Lo Spatial and Community Ecology Lab (SpaCE Lab) di Zarnetske è specializzato nella previsione delle risposte che le comunità biologiche danno ai mutamenti climatici su diverse scale e questo lo rende in grado di interpretare i futuri scenari SRM come l’intervento dell’aerosol stratosferico (SAI) preso in esame dal documento.
L’utilizzo dell’aerosol stratosferico sarebbe in grado di rimandare nello spazio una parte della radiazione solare, in modo simile a ciò che accade dopo imponenti eruzioni vulcaniche. In teoria, sarebbe possibile reintegrare continuamente l’aerosol controllandone lo spessore e la posizione per mantenere una temperatura ottimale.
Tuttavia il documento racconta la complessità poco nota delle relazioni tra la funzione dell’ecosistema e il clima in diversi scenari SAI. In effetti, sostengono i ricercatori, la mitigazione dei cambiamenti climatici deve continuare indipendentemente dall’adozione del SRM e resta la questione se alcuni SRM possano essere utili in aggiunta all’estrazione di CO2 dall’atmosfera.
Semplificando, il sistema SRM di abbattimento della radiazione solare per mezzo dell’aerosol stratosferico non può risolvere per magia i mutamenti climatici che registriamo.

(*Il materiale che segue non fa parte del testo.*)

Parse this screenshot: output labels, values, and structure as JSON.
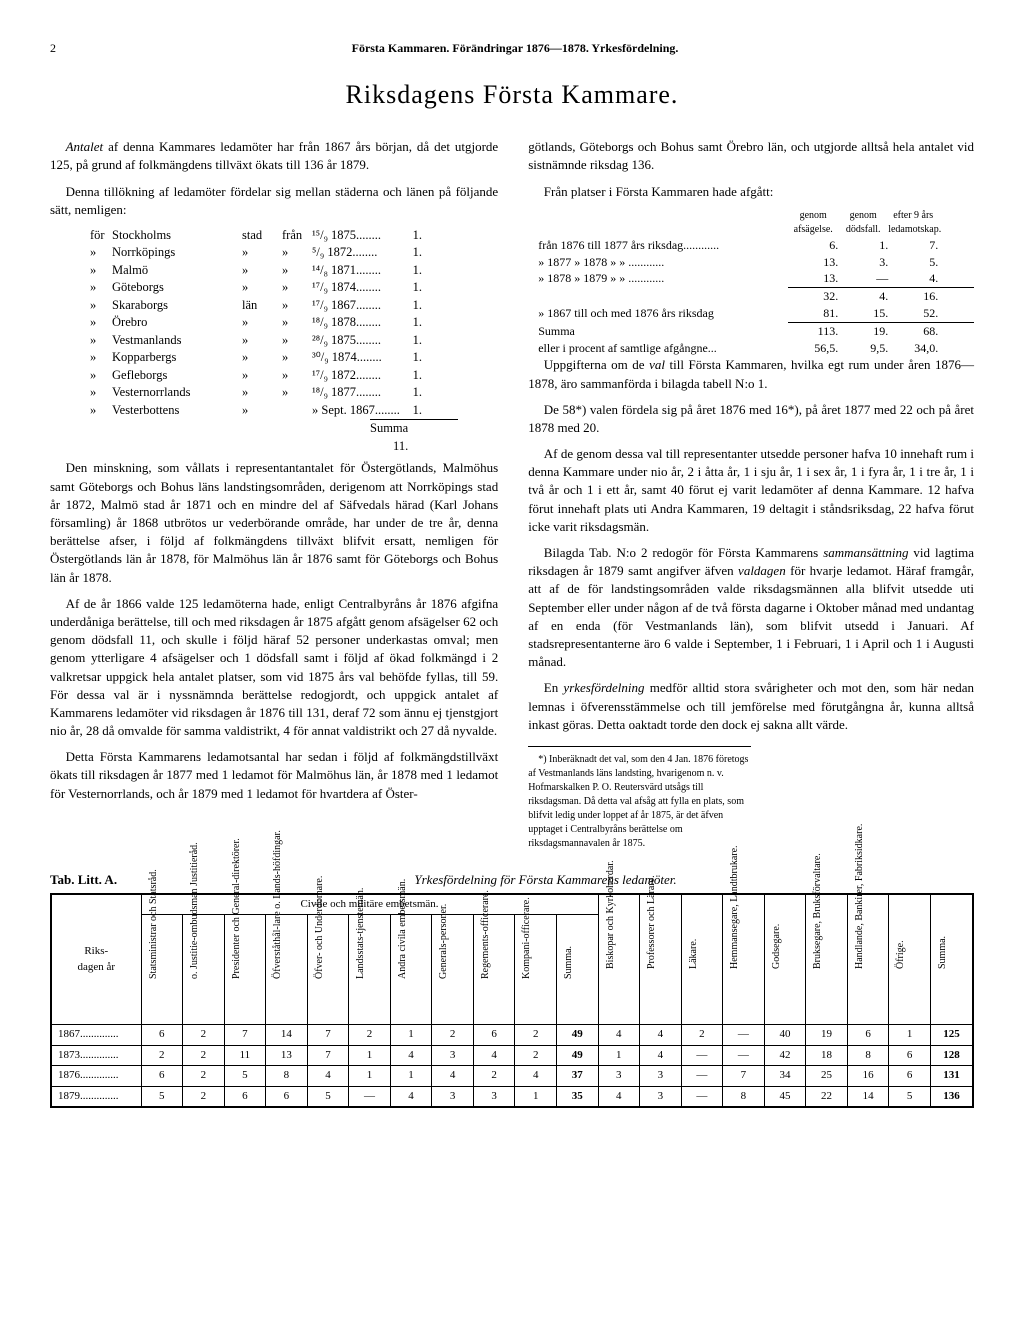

Senza ulteriori verifiche l’utilizzo di questo sistema lascia molte zone d’ombra inesplorate e potenzialmente pericolose per gli ecosistemi.
Il gruppo di lavoro Climate Intervention Biology è finanziato dalla National Science Foundation e ospiterà sessioni in due prossime conferenze scientifiche: “Biosphere Responses to Geoengineering” dell’American Association for the Advancement of Science (AAAS) Annual Meeting questo mese e al The Ecological Society of America nell’agosto 2021.